As chief minister of Gujarat, he had built political capital upon religious violence in 2002. The popular perception of Modi as a strongman, comparable to Indira Gandhi, has not been dented even though he has failed to address the Rafale deal graft allegations amid jeering from the opposition and brewing controversies following the Pulwama attack.

Given the poor economic track record since 2014, the BJP has rightly decided to focus on what most Indians perceives as its strength: its management of national security and defence

It is ironic that in the 2014 general elections, the BJP’s main campaign plank was ending corruption and ensuring development across India. It had also lured Hindu voters by promising them a Ram temple on the ruins of the 16th-century Babri mosque, demolished by Hindu zealots in December 1992.
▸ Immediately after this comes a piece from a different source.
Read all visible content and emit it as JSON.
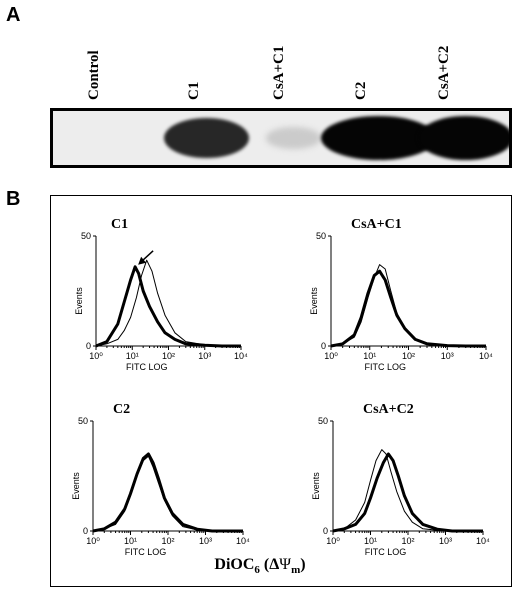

Today, the BJP appears to have softened its stance on both issues only covertly promising support to hard line Hindu allies demanding the construction of the temple. Instead, it is running on a national security narrative, using the 2016 ‘surgical strikes’ and the 2019 Balakot strikes. They want to take the voters’ attention away from the anger over demonetization, GST, and governance issues.

The context of Mr Modi’s remarks on national security in election rallies matters, of course. Given its poor economic record since 2014, the BJP has rightly decided to focus on what most of the Indian people see as its strength: its management of national security and defence. Mr Modi’s decision to use conventional air power for a strike on Pakistani territory after the February 14 Pulwama attack was widely popular in India. However, once an Indian MiG-21 was shot down in a dogfight, Mr Modi became a source of embarrassment.

The Indian prime minister has said that he went ahead with the air strike in Pakistan believing that cloudy skies would help India’s air force avoid radar detection although experts had advised that the operation be delayed until the weather cleared up. He said he used his “raw wisdom” in deciding the timing of the operation for the benefit of Indian air force.

The fact is that the radars use radio waves to detect objects that may be obscured by fog. So, the clouds over would not have given Indian jets any advantage. The BJP twitter account has since deleted the interview clip, after it became a source of embarrassment internationally.

India’s staggered national elections are currently under way. Prime Minister Modi might as well be re-elected to the office. The recent polls show the BJP in the lead, although with a thin majority. In a recent development Prime Minister Imran Khan’s statement that Mr Modi’s re-election might lead to a settlement of Kashmir issue, has allowed the Indian opposition to question his hawkish credentials. “A vote for Modi is a vote for Pakistan”, some of the campaign posters warn, the “secret is out”.

In the event that Modi wins a re-election to the office of the prime minister, India will have failed.

Mr Modi must in that case be taught Harold Nicolson’s observation that an “exchange of insults is not the best method of conducting relations between sovereign states”.